For the previous couple of weeks small cap stocks were the place to be. That fad came to an abrupt end last week as the Russell 2000 (RUT) dropped almost 3.5%. Over the same period of time the large cap focused Russell 1000 (RUI) was lower by 1.57%. In addition to trailing RUI for the week, RUT is now 6.8% lower for 2015 while the RUI is down 5.92%.
For a while it appeared the CBOE Russell 2000 Volatility Index (RVX) was going to return to ‘normal’ levels when compared to VIX. With the drop in the Russell 2000, RVX move higher over the balance of the week and finished less than a point higher than the large cap based VIX and at a premium of just over 3%.
At least one trader believes RUT is not going to regain last week’s loss in a very short period of time.
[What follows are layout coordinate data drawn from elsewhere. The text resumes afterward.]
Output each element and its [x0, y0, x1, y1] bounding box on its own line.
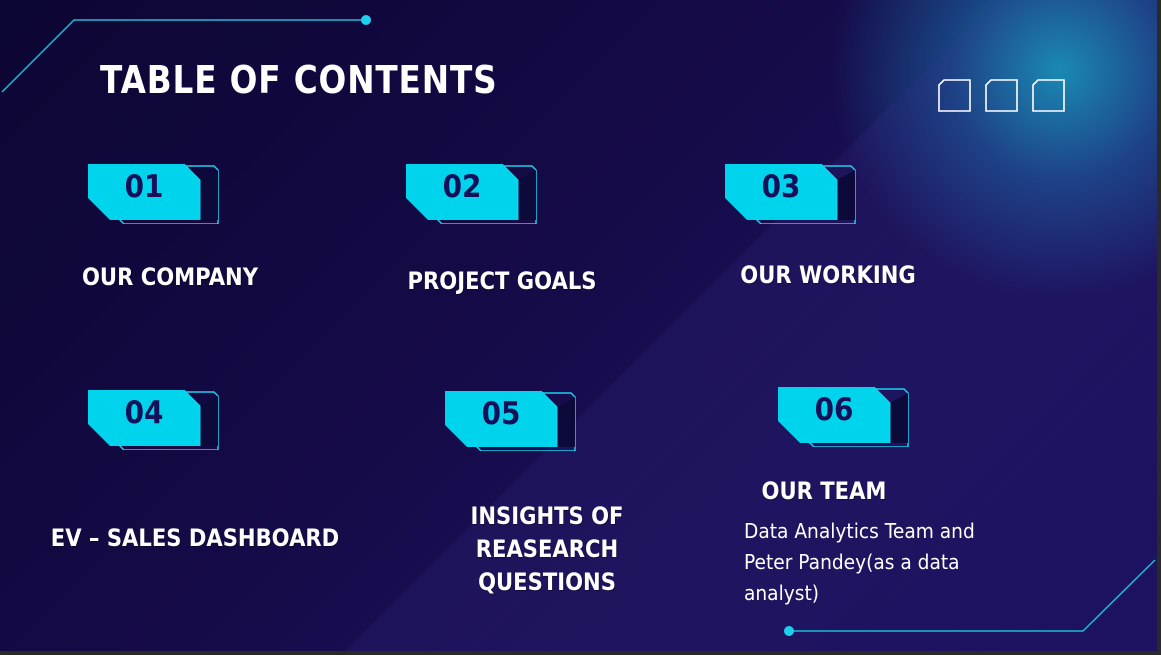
window-square-icon: [938, 79, 971, 112]
item-number: 02: [442, 169, 482, 205]
item-number: 03: [761, 169, 801, 205]
item-badge-05: 05: [445, 389, 577, 451]
item-label-our-company: OUR COMPANY: [81, 263, 259, 291]
item-badge-04: 04: [88, 388, 220, 450]
window-icons: [938, 79, 1065, 112]
window-square-icon: [985, 79, 1018, 112]
item-number: 05: [481, 396, 521, 432]
item-badge-03: 03: [725, 162, 857, 224]
item-label-our-team: OUR TEAM: [761, 477, 887, 505]
item-label-ev-sales-dashboard: EV – SALES DASHBOARD: [50, 524, 340, 552]
item-number: 01: [124, 169, 164, 205]
item-badge-06: 06: [778, 385, 910, 447]
item-badge-01: 01: [88, 162, 220, 224]
item-label-insights: INSIGHTS OF REASEARCH QUESTIONS: [470, 502, 624, 596]
item-badge-02: 02: [406, 162, 538, 224]
item-label-our-working: OUR WORKING: [740, 261, 916, 289]
window-square-icon: [1032, 79, 1065, 112]
item-number: 04: [124, 395, 164, 431]
item-number: 06: [814, 392, 854, 428]
page-title: TABLE OF CONTENTS: [100, 58, 498, 102]
team-description: Data Analytics Team and Peter Pandey(as …: [744, 519, 975, 605]
item-label-project-goals: PROJECT GOALS: [407, 267, 597, 295]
When RUT was at 1128.37 there was a seller of the RUT Sep 30th 1165 Calls at 0.65 who also purchased the RUT Sep 30th 1175 Calls for 0.25 and a net credit of 0.40.
Note on the payout diagram above that as long as RUT does not climb 3.3% between the trading date and RUT’s settlement print this coming Wednesday the result is a gain of 0.40. If small caps rally tremendously to begin the week and RUT settlement is at 1175 (up 4.1%) or higher the net results is a loss of 9.60. The dollar reward versus risk is a bit disconcerting, but this trader has to be really wrong for the worst case outcome for this trade.